Nobody fell in love after 1.5 dates.
On the other hand, she also couldn’t say, “No, Mom, you’re crazy,” because even the thought of saying that put her right on the edge of a giggling fit. Also, because a denial would have been a lie.
A big, fat, in-your-face lie.
So Devon opted instead for the dismissive look. The look that said she wished her mother would try to be more mature about this; that the suggestion of falling in love was simply too absurd even to be addressed, and that she would be happy to discuss the objective, concrete particulars of the date they had gone on last night without lapsing into needless speculation on her romantic aspirations.

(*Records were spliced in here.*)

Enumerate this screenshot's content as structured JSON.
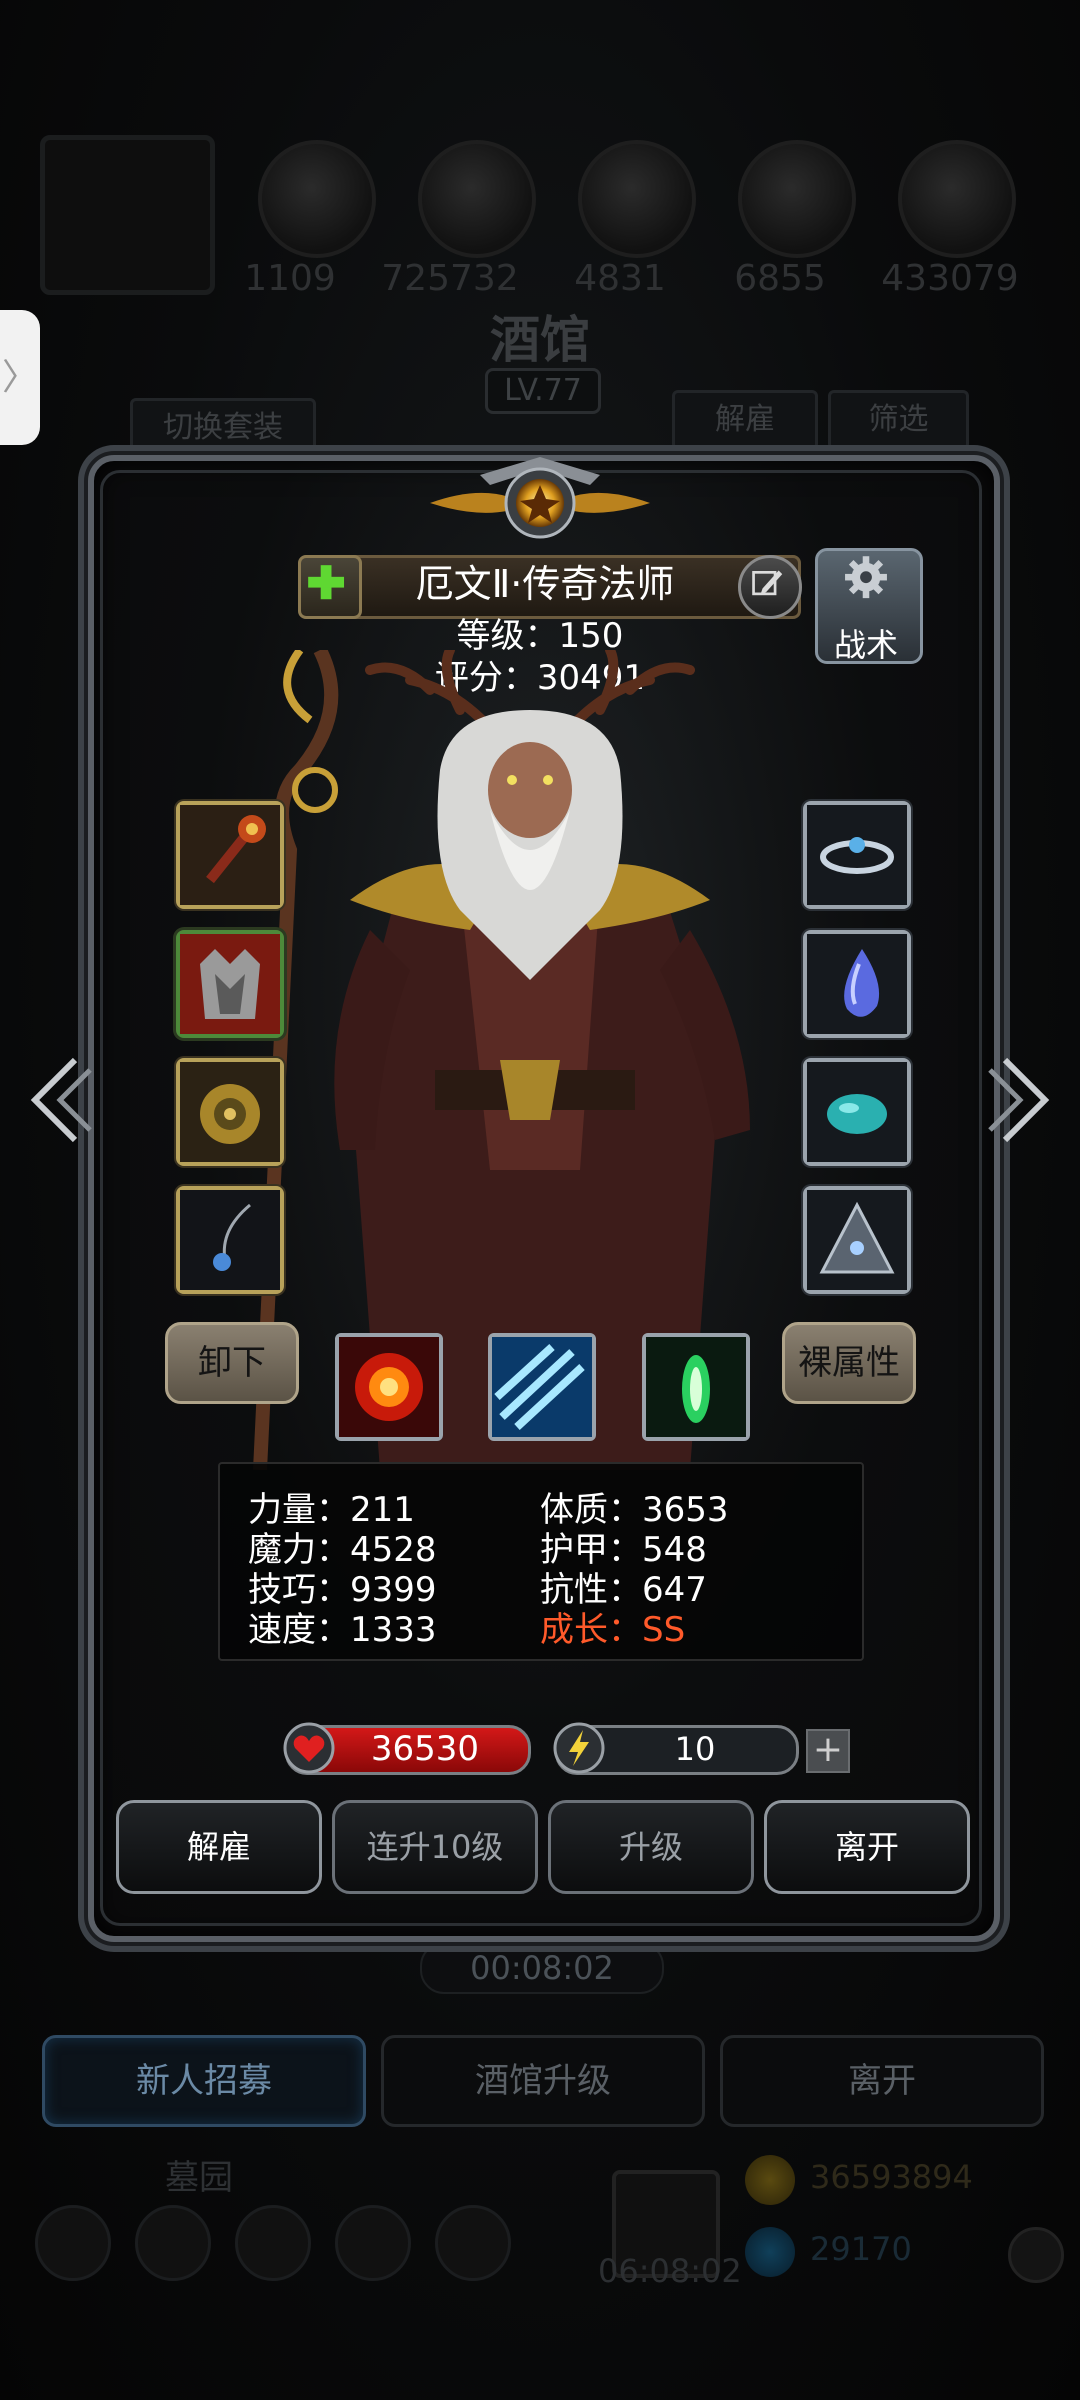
{
  "background": {
    "resources": [
      "1109",
      "725732",
      "4831",
      "6855",
      "433079"
    ],
    "tavern_title": "酒馆",
    "tavern_level": "LV.77",
    "switch_outfit": "切换套装",
    "dismiss": "解雇",
    "filter": "筛选",
    "timer": "00:08:02",
    "recruit": "新人招募",
    "upgrade_tavern": "酒馆升级",
    "leave": "离开",
    "cemetery": "墓园",
    "gift_timer": "06:08:02",
    "gold": "36593894",
    "gems": "29170"
  },
  "hero": {
    "name": "厄文Ⅱ·传奇法师",
    "level_line": "等级：150",
    "score_line": "评分：30491",
    "tactics_label": "战术",
    "unequip_label": "卸下",
    "base_attr_label": "裸属性"
  },
  "stats": {
    "strength": "力量：211",
    "magic": "魔力：4528",
    "skill": "技巧：9399",
    "speed": "速度：1333",
    "constitution": "体质：3653",
    "armor": "护甲：548",
    "resistance": "抗性：647",
    "growth": "成长：SS"
  },
  "vitals": {
    "hp": "36530",
    "energy": "10",
    "energy_fill": 0.1
  },
  "actions": {
    "dismiss": "解雇",
    "level_up_10": "连升10级",
    "level_up": "升级",
    "leave": "离开"
  },
  "colors": {
    "growth": "#ff5a2a",
    "hp": "#d31818",
    "energy": "#f2d23a"
  }
}
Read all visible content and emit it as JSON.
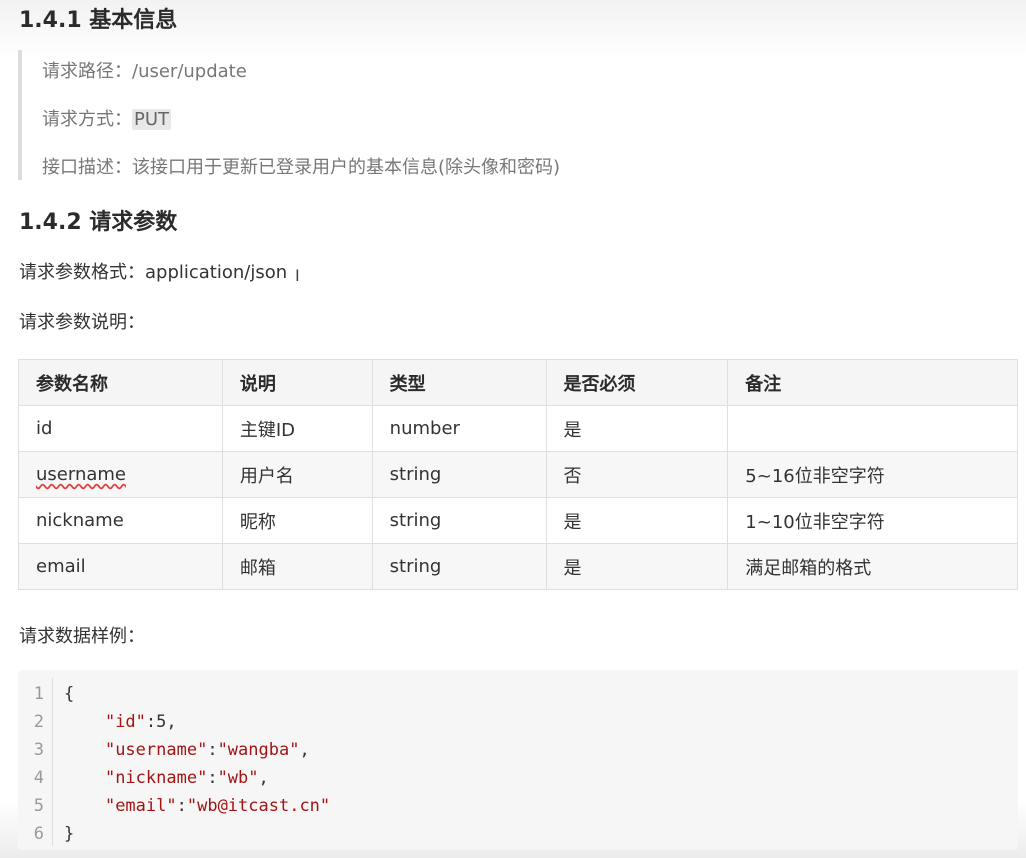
{
  "section_basic": {
    "heading": "1.4.1 基本信息",
    "path_label": "请求路径：",
    "path_value": "/user/update",
    "method_label": "请求方式：",
    "method_value": "PUT",
    "desc_label": "接口描述：",
    "desc_value": "该接口用于更新已登录用户的基本信息(除头像和密码)"
  },
  "section_params": {
    "heading": "1.4.2 请求参数",
    "format_text": "请求参数格式：application/json",
    "desc_text": "请求参数说明：",
    "table": {
      "headers": [
        "参数名称",
        "说明",
        "类型",
        "是否必须",
        "备注"
      ],
      "rows": [
        [
          "id",
          "主键ID",
          "number",
          "是",
          ""
        ],
        [
          "username",
          "用户名",
          "string",
          "否",
          "5~16位非空字符"
        ],
        [
          "nickname",
          "昵称",
          "string",
          "是",
          "1~10位非空字符"
        ],
        [
          "email",
          "邮箱",
          "string",
          "是",
          "满足邮箱的格式"
        ]
      ]
    },
    "sample_text": "请求数据样例：",
    "code": {
      "line_numbers": [
        "1",
        "2",
        "3",
        "4",
        "5",
        "6"
      ],
      "lines": [
        {
          "pre": "{",
          "key": "",
          "mid": "",
          "val": "",
          "post": ""
        },
        {
          "pre": "    ",
          "key": "\"id\"",
          "mid": ":",
          "val": "5",
          "post": ","
        },
        {
          "pre": "    ",
          "key": "\"username\"",
          "mid": ":",
          "val": "\"wangba\"",
          "post": ","
        },
        {
          "pre": "    ",
          "key": "\"nickname\"",
          "mid": ":",
          "val": "\"wb\"",
          "post": ","
        },
        {
          "pre": "    ",
          "key": "\"email\"",
          "mid": ":",
          "val": "\"wb@itcast.cn\"",
          "post": ""
        },
        {
          "pre": "}",
          "key": "",
          "mid": "",
          "val": "",
          "post": ""
        }
      ]
    }
  }
}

Which, for all Devon knew, could have been her mother’s aim all along. To get as much actual information as possible. Because Cynthia Hall was a master of delicate manipulations of this kind. An emotional ninja.
“We walked to town,” Devon said slowly. She spoke like a girl tiptoeing through a dark room rigged with traps, pausing before each sentence. “And then to 41 Main. We stopped for a minute in the library. We got dessert at the Fudge Company. Then we sat and ate our ice cream on the m
onument in Agawam Park.”
She held her breath, waiting for her mother to spring out of the shadows. To pounce on some telltale sign of love with her ninja skills.
“Then he walked me home,” Devon finished.
Perfect. All true. Didn’t leave anything out. Even included the library stop, and managed to make it sound like a hey, let’s check out the cute library, oh well, it’s sort of boring, let’s keep this thing moving, type of library stop.
Listening to herself talk, the whole date sounded boring. So maybe she would make it out of here alive. Maybe her mother would infer that Austin had simply been a dullard, which would conveniently explain why Devon had not responded to the falling in love thing in the first place.
Because I didn’t want to sound cruel about him, you see. Because, try as he might, it was just a regular date. Austin’s a perfectly nice guy, but there’s nothing really special about him except for the way he makes me feel like maybe I’m the only girl in the world, and also I would have run off to Bolivia with him last night if he’d asked me to, which by the way brings up an interesting thing we were discussing: what would you guys think if next month I went –
Devon shook her head gently, as though clearing out water that had gotten stuck in her ear. Her parents were watching her carefully. Her mother had a little smile on her face. “Yes,” Cynthia said gently, “that all sounds fairly run-of-the-mill. Perhaps I’ve misjudged the situation.”
Devon would have breathed a small sigh of relief, except that she could see her mother’s eyes sparkling.
“On the other hand,” Cynthia went on, “perhaps I haven’t misjudged things at all. Because it almost sounds to me as though you’re ready to run off to South America with this guy.”
Jesus.
“That’s not true,” Devon blurted, feeling now like a politician parsing words. Because no, Spain and South America weren’t the same thing, and no, she wasn’t ready to run off right at this moment.